I am unable to highlight text so I can delete e.g. When I am forwarding an email I would like to remove the original sender's addy. Is there a way around so I can use Inbox?


----------



## TonyB25 (Jan 1, 1970)

You can't delete addresses in the To: field when you forward? What browser are you using?


----------



## Coastal (Sep 5, 2010)

I am using Google browser. It is after I do forward and do bcc that I want to remove the original senders information or addy. Thank You for your help.


----------



## TonyB25 (Jan 1, 1970)

You can't highlight the addresses and delete them? They're just text.


----------



## Triple6 (Dec 26, 2002)

Are you referring to Gmail as a regular website through Google Chrome or are you taking about Google Inbox which is an App: http://www.google.com/inbox/


----------



## Coastal (Sep 5, 2010)

Triple6 said:


> Are you referring to Gmail as a regular website through Google Chrome or are you taking about Google Inbox which is an App: http://www.google.com/inbox/


The latter. It will not let me highlight and cut the original sender's name and addy. Is there a way around so I can remove sender/addy info. TIA


----------



## Triple6 (Dec 26, 2002)

Works for me. 

You didn't say if you were using a computer or a phone. And if you are using a computer then which browser are you using?


----------



## Coastal (Sep 5, 2010)

IPad computer safari and google.


----------



## Triple6 (Dec 26, 2002)

Coastal said:


> IPad computer safari and google.


Uhmm? What?


----------



## Triple6 (Dec 26, 2002)

I'm guessing you mean you are using an iPad as one device. Are you using Safari on the iPad or on a computer? Are you also using Google Chrome on the computer or on an iPad? Is the computer a Windows based PC or a Mac? Google is a company, Chrome, Gmail, Inbox are products of Google, you can't just say Google.

So does the deletion not work on either the iPad or the computer?


----------



## Coastal (Sep 5, 2010)

I am using iPad and Safari on my IPad also I have google chrome app on my IPad and the Google INBOX App. It is there I can't highlight the text of the sender's name and so I can CUT it before I forward the email. TIA


----------



## Triple6 (Dec 26, 2002)

That's unusual that all three would not allow it on the iPad and yet on the PC it works.
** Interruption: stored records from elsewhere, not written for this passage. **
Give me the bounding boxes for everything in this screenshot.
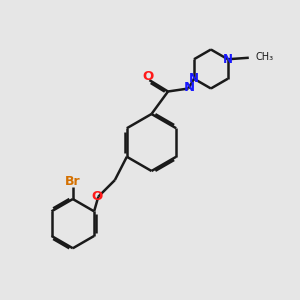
- Text: CH₃: CH₃: [255, 52, 274, 62]
- Text: N: N: [223, 53, 233, 66]
- Text: Br: Br: [65, 175, 81, 188]
- Text: O: O: [92, 190, 103, 203]
- Text: N: N: [184, 81, 195, 94]
- Text: O: O: [142, 70, 154, 83]
- Text: N: N: [189, 72, 199, 85]
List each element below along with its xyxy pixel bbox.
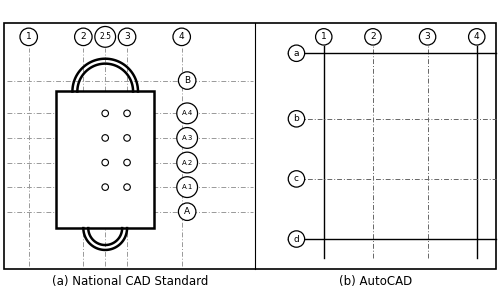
Circle shape — [95, 27, 116, 47]
Text: c: c — [294, 174, 299, 183]
Text: 1: 1 — [321, 32, 326, 41]
Text: A.1: A.1 — [182, 184, 193, 190]
Circle shape — [468, 29, 485, 45]
Text: B: B — [184, 76, 190, 85]
Circle shape — [364, 29, 381, 45]
Circle shape — [288, 171, 304, 187]
Text: A.3: A.3 — [182, 135, 193, 141]
Text: 4: 4 — [474, 32, 480, 41]
Circle shape — [118, 28, 136, 46]
Text: 3: 3 — [424, 32, 430, 41]
Circle shape — [288, 231, 304, 247]
Text: A: A — [184, 207, 190, 216]
Text: 1: 1 — [26, 32, 32, 41]
Circle shape — [124, 184, 130, 190]
Circle shape — [74, 28, 92, 46]
Circle shape — [102, 135, 108, 141]
Text: 2.5: 2.5 — [99, 32, 111, 41]
Circle shape — [173, 28, 190, 46]
Text: (b) AutoCAD: (b) AutoCAD — [339, 275, 412, 288]
Text: 3: 3 — [124, 32, 130, 41]
Bar — [56, 91, 154, 228]
Text: A.4: A.4 — [182, 110, 193, 116]
Circle shape — [178, 72, 196, 89]
Circle shape — [288, 45, 304, 61]
Circle shape — [288, 111, 304, 127]
Text: b: b — [294, 114, 300, 123]
Circle shape — [102, 110, 108, 117]
Circle shape — [177, 152, 198, 173]
Circle shape — [124, 110, 130, 117]
Circle shape — [102, 184, 108, 190]
Circle shape — [124, 159, 130, 166]
Circle shape — [124, 135, 130, 141]
Circle shape — [177, 127, 198, 148]
Text: 2: 2 — [80, 32, 86, 41]
Circle shape — [420, 29, 436, 45]
Text: A.2: A.2 — [182, 160, 193, 165]
Circle shape — [177, 177, 198, 197]
Circle shape — [177, 103, 198, 124]
Circle shape — [102, 159, 108, 166]
Circle shape — [178, 203, 196, 220]
Circle shape — [316, 29, 332, 45]
Text: a: a — [294, 49, 299, 58]
Text: d: d — [294, 235, 300, 243]
Text: (a) National CAD Standard: (a) National CAD Standard — [52, 275, 208, 288]
Text: 2: 2 — [370, 32, 376, 41]
Circle shape — [20, 28, 38, 46]
Text: 4: 4 — [179, 32, 184, 41]
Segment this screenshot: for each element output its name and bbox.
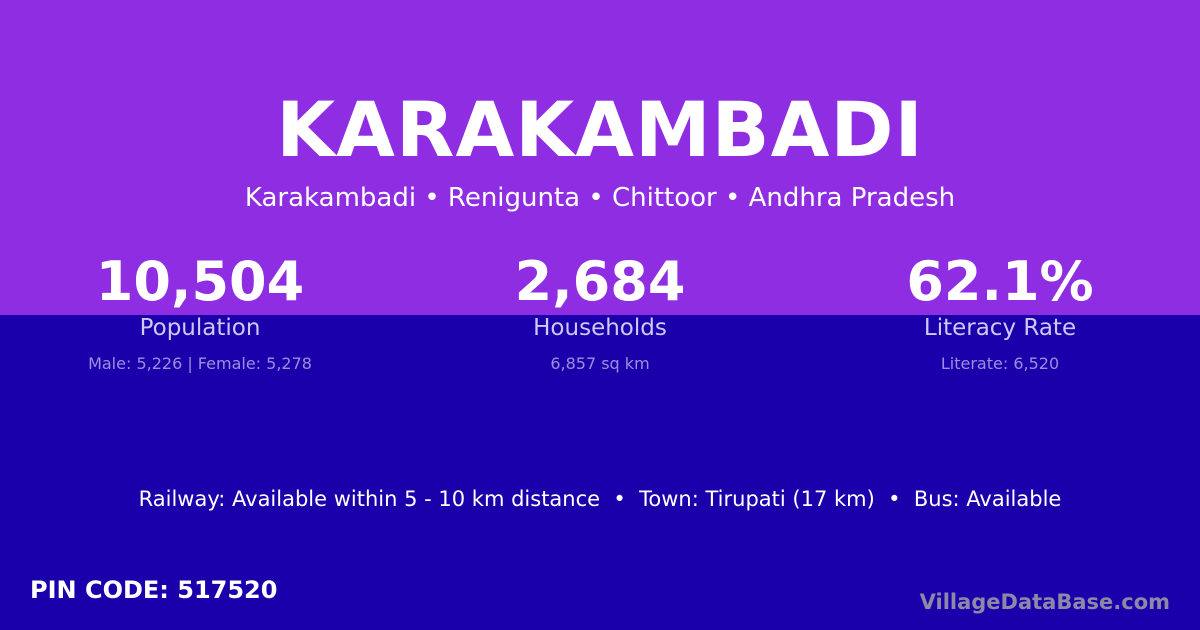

Unfortunately I avoid Apple products and don't own any so I can't be more help.


----------



## Coastal (Sep 5, 2010)

Thank U for trying.


----------



## Triple6 (Dec 26, 2002)

Checked on Android though and can edit the message before forwarding as well, off that you can't on the iPad.

I'll move this to the Apple Devices section since it appears to be an Apple issue.


----------